(Harperone; Reprint edition (April 20 2009)
While I was reading Sidney Poitier’s memoir, it was as if he were talking to me in his velvety voice with his pristine pronunciation.
Poitier is a film industry icon for breaking the race barrier in film and theatre during the Civil Rights Era, and for his acting accomplishments. The memoir consists of letters to his great-granddaughter, Ayele, about life’s philosophical questions, interspersed with references to his film and diplomatic career. Through his dignified and candid writing we learn that Poitier attributes his success to his unyielding determination to survive and succeed, the love of his family and the surprising kindness of strangers, and that he has never forgotten his humble beginnings, even though he is now Sir Sidney Poitier.

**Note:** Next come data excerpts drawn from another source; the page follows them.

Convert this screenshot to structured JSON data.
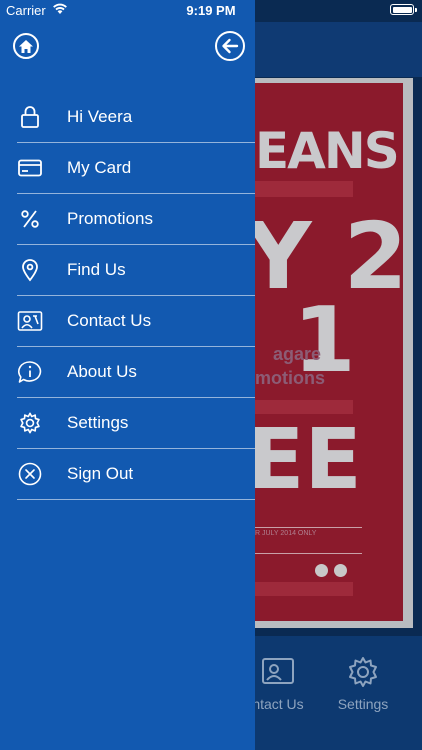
{
  "status_bar": {
    "carrier": "Carrier",
    "time": "9:19 PM"
  },
  "drawer": {
    "background_color": "#1259b0",
    "home_icon": "home-icon",
    "back_icon": "arrow-left-circle-icon",
    "items": [
      {
        "label": "Hi Veera",
        "icon": "lock-icon"
      },
      {
        "label": "My Card",
        "icon": "card-icon"
      },
      {
        "label": "Promotions",
        "icon": "percent-icon"
      },
      {
        "label": "Find Us",
        "icon": "location-pin-icon"
      },
      {
        "label": "Contact Us",
        "icon": "contact-card-icon"
      },
      {
        "label": "About Us",
        "icon": "info-bubble-icon"
      },
      {
        "label": "Settings",
        "icon": "gear-icon"
      },
      {
        "label": "Sign Out",
        "icon": "close-circle-icon"
      }
    ]
  },
  "background_app": {
    "poster": {
      "headline": "EANS",
      "big_line_1": "Y 2",
      "big_line_2": "1",
      "big_line_3": "EE",
      "blur_text_1": "agare",
      "blur_text_2": "motions",
      "small_text": "R JULY 2014 ONLY"
    },
    "tabs": [
      {
        "label": "ntact Us",
        "icon": "contact-card-icon"
      },
      {
        "label": "Settings",
        "icon": "gear-icon"
      }
    ]
  }
}
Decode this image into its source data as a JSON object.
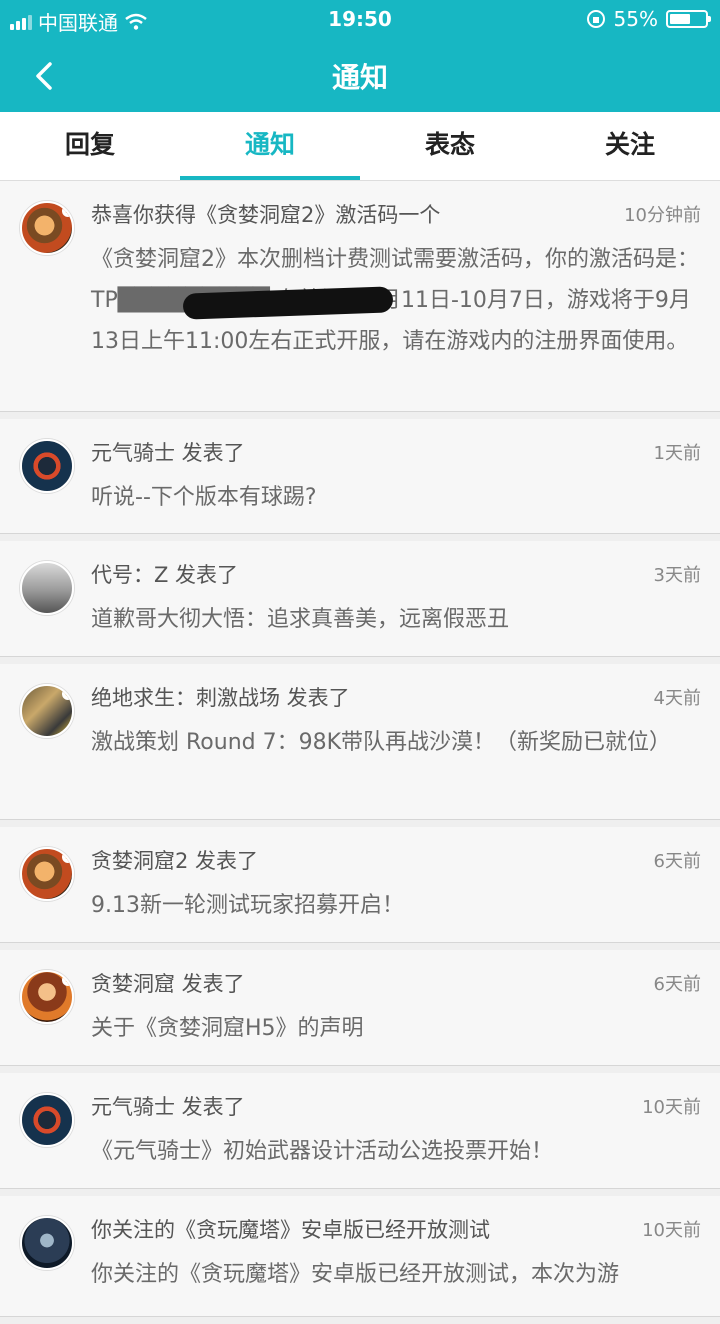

On 14 February 2016, the British Academy of Film and Television Arts granted Sidney Poitier its highest honour, the Bafta Fellowship. In a special moment of gravitas and depth of feeling during a night full of flash and bravado, Sir Sidney received the award from ardent admirer, Jamie Foxx, and Poitier’s daughter Sydney Tamiia Poitier, at his Los Angeles home. He could not go to London for the Baftas – he is after all 88 years old – but in the same tone as that in which he writes, he graciously thanked the Academy:
“Today my cup runneth over because I am here with my daughter and the future filmmakers of the world in celebration of this wonderful art form. To my family, my life force, I am nothing without you. And all of you, thank you for your warm embrace and this extraordinary moment and memory I shall cherish.”
He sounded, as always, beautiful, and though he looked frail, he stood with a straight back and an elegant stance. I had to remind myself that this was the man who had started in the film industry practically penniless and almost illiterate.